Digging deeper into the roots of Acid Jazz you will find the group "Night Trains". Originally a live band led by bassist and founder Hugh Brooker their first single was "Open Channel D". The group also appeared on Polydor's "Acid Jazz And Other illicit grooves" compilation with "Now We Have Rhythm", and on Acid Jazz's "Totally Wired 2" with "The Killer". That was 1987, when Acid Jazz ruled the club scene in London.

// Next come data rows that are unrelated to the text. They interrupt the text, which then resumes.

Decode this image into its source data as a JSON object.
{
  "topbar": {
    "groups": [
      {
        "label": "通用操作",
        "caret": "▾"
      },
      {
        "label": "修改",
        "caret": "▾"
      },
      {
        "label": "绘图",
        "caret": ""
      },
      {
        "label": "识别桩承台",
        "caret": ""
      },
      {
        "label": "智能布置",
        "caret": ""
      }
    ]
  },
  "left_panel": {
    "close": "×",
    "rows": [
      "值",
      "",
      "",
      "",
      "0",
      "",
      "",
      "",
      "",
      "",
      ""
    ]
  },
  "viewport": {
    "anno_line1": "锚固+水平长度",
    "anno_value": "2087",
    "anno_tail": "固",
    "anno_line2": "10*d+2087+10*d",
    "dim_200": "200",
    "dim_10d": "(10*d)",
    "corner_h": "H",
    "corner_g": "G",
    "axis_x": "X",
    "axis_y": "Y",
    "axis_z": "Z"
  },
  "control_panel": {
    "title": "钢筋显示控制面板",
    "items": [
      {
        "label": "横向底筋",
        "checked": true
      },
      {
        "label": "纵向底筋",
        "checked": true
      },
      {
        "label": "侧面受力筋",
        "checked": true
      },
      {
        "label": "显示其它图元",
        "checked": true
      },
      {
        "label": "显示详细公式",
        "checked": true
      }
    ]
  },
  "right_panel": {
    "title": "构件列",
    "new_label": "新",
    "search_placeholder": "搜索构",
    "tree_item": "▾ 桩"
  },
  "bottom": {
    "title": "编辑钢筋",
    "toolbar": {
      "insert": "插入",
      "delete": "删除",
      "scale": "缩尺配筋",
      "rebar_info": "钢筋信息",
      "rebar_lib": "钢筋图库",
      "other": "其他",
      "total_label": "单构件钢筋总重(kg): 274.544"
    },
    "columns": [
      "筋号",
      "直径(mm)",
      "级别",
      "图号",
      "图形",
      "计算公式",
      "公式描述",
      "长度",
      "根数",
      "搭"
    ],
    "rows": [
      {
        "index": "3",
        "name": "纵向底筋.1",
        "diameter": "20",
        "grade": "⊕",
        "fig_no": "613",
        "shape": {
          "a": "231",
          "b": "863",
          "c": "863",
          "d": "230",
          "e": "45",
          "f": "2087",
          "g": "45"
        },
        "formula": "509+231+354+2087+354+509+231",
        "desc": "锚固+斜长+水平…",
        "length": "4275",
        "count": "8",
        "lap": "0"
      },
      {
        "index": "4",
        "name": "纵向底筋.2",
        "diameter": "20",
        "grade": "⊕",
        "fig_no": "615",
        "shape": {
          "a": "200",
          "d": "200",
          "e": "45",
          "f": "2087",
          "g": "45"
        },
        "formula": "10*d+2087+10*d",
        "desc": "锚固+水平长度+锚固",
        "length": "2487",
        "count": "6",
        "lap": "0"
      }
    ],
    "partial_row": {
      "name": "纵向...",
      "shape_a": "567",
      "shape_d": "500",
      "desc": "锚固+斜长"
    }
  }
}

The band toured with Africa Bambata, a legendary rapper, who is also to listen on some of their tracks of their first album "Checkmate", which was released in Europe and Japan in 1989. Caused by personal problems Hugh Brooker stopped band activity for a period and formed "the Humble Souls" with Simon Anniki (AKA Wildski) erstwhile rapper with Norman Cook's Beats International. But things didn't run well with this group and Hugh Brooker revived his old group "Night Trains" recording in July 1992 "Loaded". The album was recorded in one week in Acid Jazz' West End studios. Famous artists like "The Sandals" and "Jamiroquai" are also featured on this album. Grooves and rhythms were the ingredients of this album.

But Hugh Brooker prefered more melody structures and live performances. That's the content of the third album "Sleazeball" (1994). The single "Lovesick" was a commercial success with a wide radio play. The album appeared in U.S.A. on the Instinct Records label under the title "Miles Away". 

In 1997 they released still on the Acid Jazz label "Obstruct the doors, cause delay, and be dangerous". You find the title on many plates in London's tube. The infectious single of this album "The Wave" is one of my favorites and awaked my interest for this group.